In orario scolastico, le diverse attività hanno permesso agli studenti di vivere una scuola in movimento, sempre attenta all’innovazione e ai linguaggi espressivi, partendo dai laboratori artistico/musicali fino alle esperienze scientifiche con la collaborazione di altri Istituti superiori.

Sono state organizzate visite guidate a musei, lezioni-concerto, incontri con esperti ed escursioni naturalistiche.

Gli appuntamenti pomeridiani, invece, hanno dato spazio al territorio per far conoscere il progetto educativo e l’impegno della scuola nel formare gli studenti dai tre ai quattordici anni, rendendo visibili alcuni progetti centrati sulla cinematografia, l’arte e l’uso creativo delle tecnologie, la musica e la lettura ad alta voce.

La proiezione al Super8 di Fermo del cortometraggio “Terreno fertile”, realizzato dagli alunni con il contributo dell’esperto Alberto De Angelis, è stato occasione di positivo riscontro per la scuola considerate le profonde riflessioni degli studenti sul linguaggio scritto e cinematografico; il video è stato introdotto da un breve concerto dell’alunna violinista Yume Zamponi, talento emergente a livello nazionale.

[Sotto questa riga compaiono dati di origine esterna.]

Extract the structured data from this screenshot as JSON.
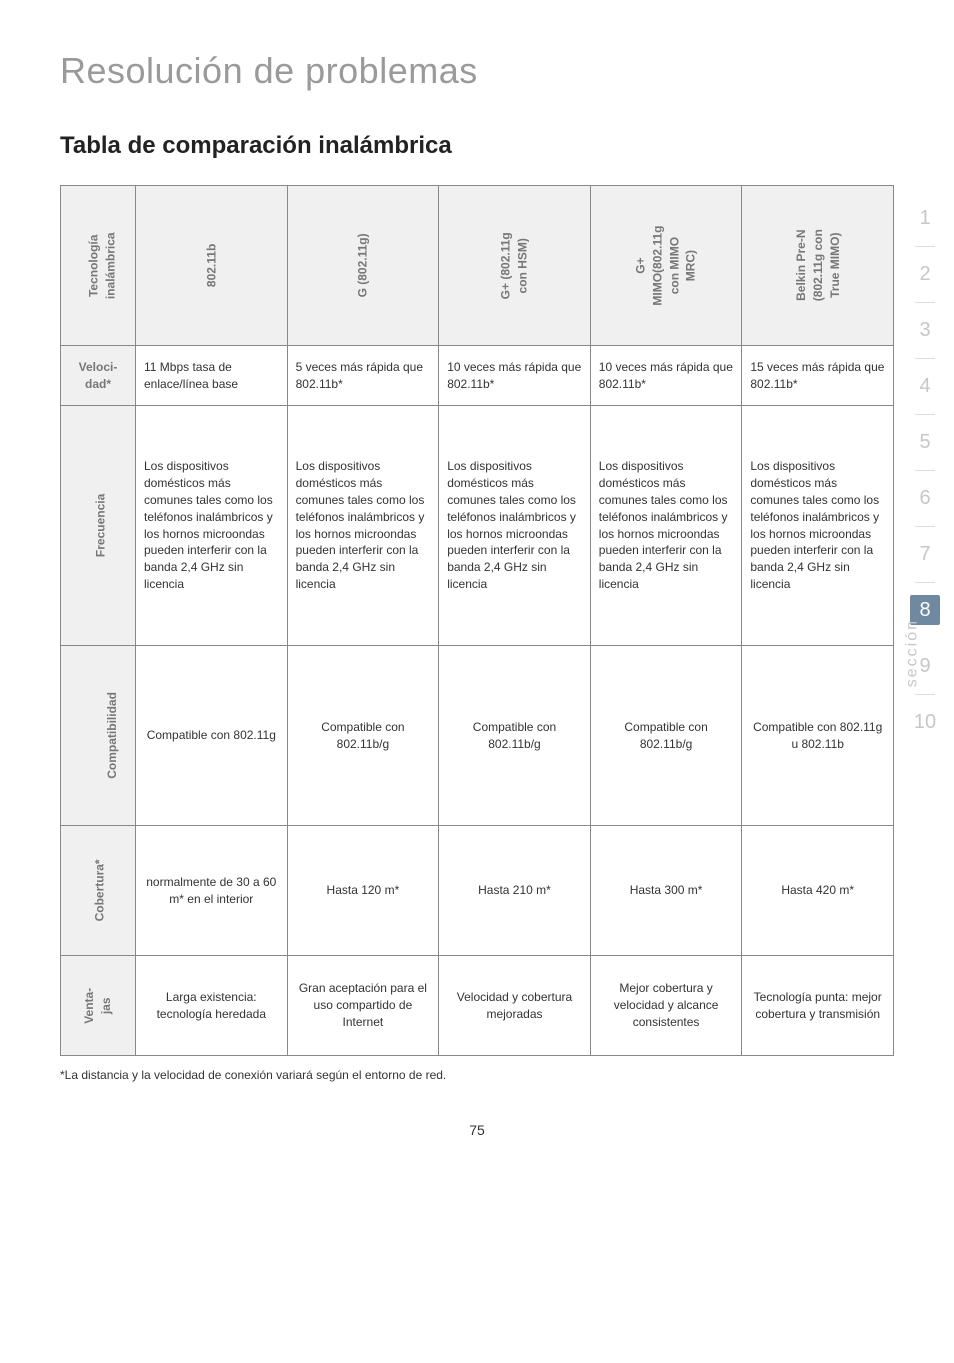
{
  "page_header": "Resolución de problemas",
  "section_header": "Tabla de comparación inalámbrica",
  "page_number": "75",
  "footnote": "*La distancia y la velocidad de conexión variará según el entorno de red.",
  "sidebar": {
    "label": "sección",
    "items": [
      "1",
      "2",
      "3",
      "4",
      "5",
      "6",
      "7",
      "8",
      "9",
      "10"
    ],
    "active_index": 7,
    "active_bg": "#6f8aa0",
    "inactive_color": "#c7c7c7"
  },
  "table": {
    "row_labels": {
      "tech": "Tecnología\ninalámbrica",
      "veloc": "Veloci-\ndad*",
      "freq": "Frecuencia",
      "compat": "Compatibilidad",
      "cober": "Cobertura*",
      "venta": "Venta-\njas"
    },
    "columns": [
      {
        "tech": "802.11b",
        "veloc": "11 Mbps tasa de enlace/línea base",
        "freq": "Los dispositivos domésticos más comunes tales como los teléfonos inalámbricos y los hornos microondas pueden interferir con la banda 2,4 GHz sin licencia",
        "compat": "Compatible con 802.11g",
        "cober": "normalmente de 30 a 60 m* en el interior",
        "venta": "Larga existencia: tecnología heredada"
      },
      {
        "tech": "G (802.11g)",
        "veloc": "5 veces más rápida que 802.11b*",
        "freq": "Los dispositivos domésticos más comunes tales como los teléfonos inalámbricos y los hornos microondas pueden interferir con la banda 2,4 GHz sin licencia",
        "compat": "Compatible con 802.11b/g",
        "cober": "Hasta 120 m*",
        "venta": "Gran aceptación para el uso compartido de Internet"
      },
      {
        "tech": "G+ (802.11g\ncon HSM)",
        "veloc": "10 veces más rápida que 802.11b*",
        "freq": "Los dispositivos domésticos más comunes tales como los teléfonos inalámbricos y los hornos microondas pueden interferir con la banda 2,4 GHz sin licencia",
        "compat": "Compatible con 802.11b/g",
        "cober": "Hasta 210 m*",
        "venta": "Velocidad y cobertura mejoradas"
      },
      {
        "tech": "G+\nMIMO(802.11g\ncon MIMO\nMRC)",
        "veloc": "10 veces más rápida que 802.11b*",
        "freq": "Los dispositivos domésticos más comunes tales como los teléfonos inalámbricos y los hornos microondas pueden interferir con la banda 2,4 GHz sin licencia",
        "compat": "Compatible con 802.11b/g",
        "cober": "Hasta 300 m*",
        "venta": "Mejor cobertura y velocidad y alcance consistentes"
      },
      {
        "tech": "Belkin Pre-N\n(802.11g con\nTrue MIMO)",
        "veloc": "15 veces más rápida que 802.11b*",
        "freq": "Los dispositivos domésticos más comunes tales como los teléfonos inalámbricos y los hornos microondas pueden interferir con la banda 2,4 GHz sin licencia",
        "compat": "Compatible con 802.11g u 802.11b",
        "cober": "Hasta 420 m*",
        "venta": "Tecnología punta: mejor cobertura y transmisión"
      }
    ]
  },
  "styling": {
    "header_bg": "#f0f0f0",
    "label_bg": "#f0f0f0",
    "border_color": "#888888",
    "page_title_color": "#9a9a9a",
    "text_color": "#333333",
    "rotated_label_color": "#777777"
  }
}
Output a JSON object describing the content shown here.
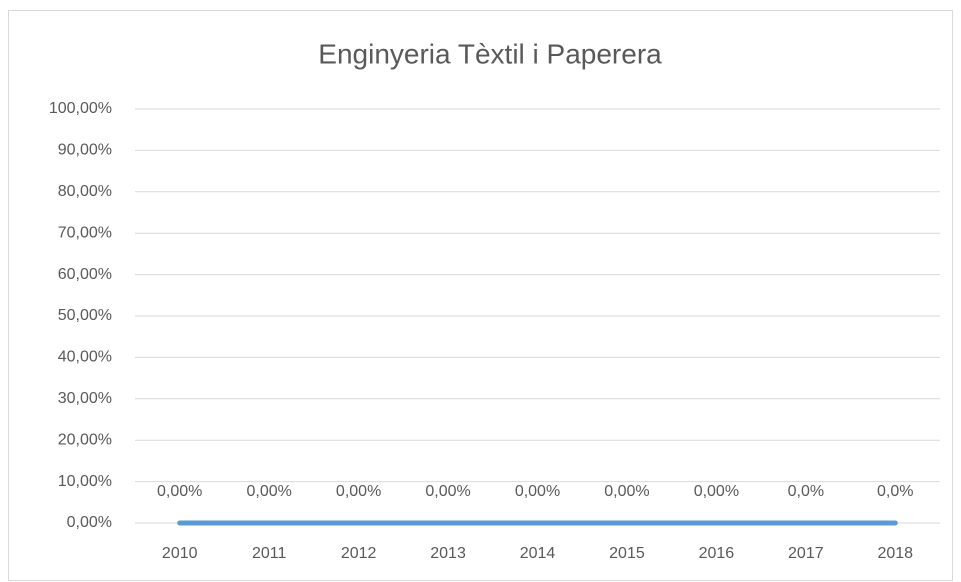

Il concerto del Coro “Ugo Betti” guidato dalla docente Caterina Monterubbianesi, seguito dal quartetto del Conservatorio Pergolesi di Fermo ha regalato agli spettatori un momento piacevole anche per il contesto che l’Istituto ha voluto valorizzare: il Cortile Gigliucci, luogo incantevole, ristrutturato, e quasi sconosciuto ai fermani.

Al Museo Miti si è svolto, invece, l’incontro con il prof. Emanuele Frontoni del Politecnico delle Marche che ha sviluppato un tema molto attuale su “Tecnologie e generazioni: una nuova cittadinanza digitale” in un’interazione dialettica con il presidente del Consiglio d’Istituto, Professor Dario Grandoni.

L’appuntamento “Mani in arte”, presso la sala Rita Levi Montalcini ha visto la lettrice e cantastorie per l’infanzia Sonia Basilico intrattenere insegnanti e genitori suggerendo laboratori e letture per i più piccoli

Infine, l’ultimo appuntamento si è svolto presso il cortile Gigliucci, dove lo scrittore Marco Lodoli ha conversato con la giornalista Angelica Malvatani sul tema: “Fermare il tempo e pulire lo sguardo”; le letture dei ragazzi di alcuni brani tratti dal libro “Isole” (testo tradotto in otto lingue) hanno posto l’accento sull’importanza di osservare la realtà e descriverla.

La dirigente scolastica Anna Maria Isidori ha voluto ringraziare quanti hanno contribuito a questa esperienza speciale di apprendimento, che ha avuto l’obiettivo di costruire idee, formulare pensieri, far crescere desideri.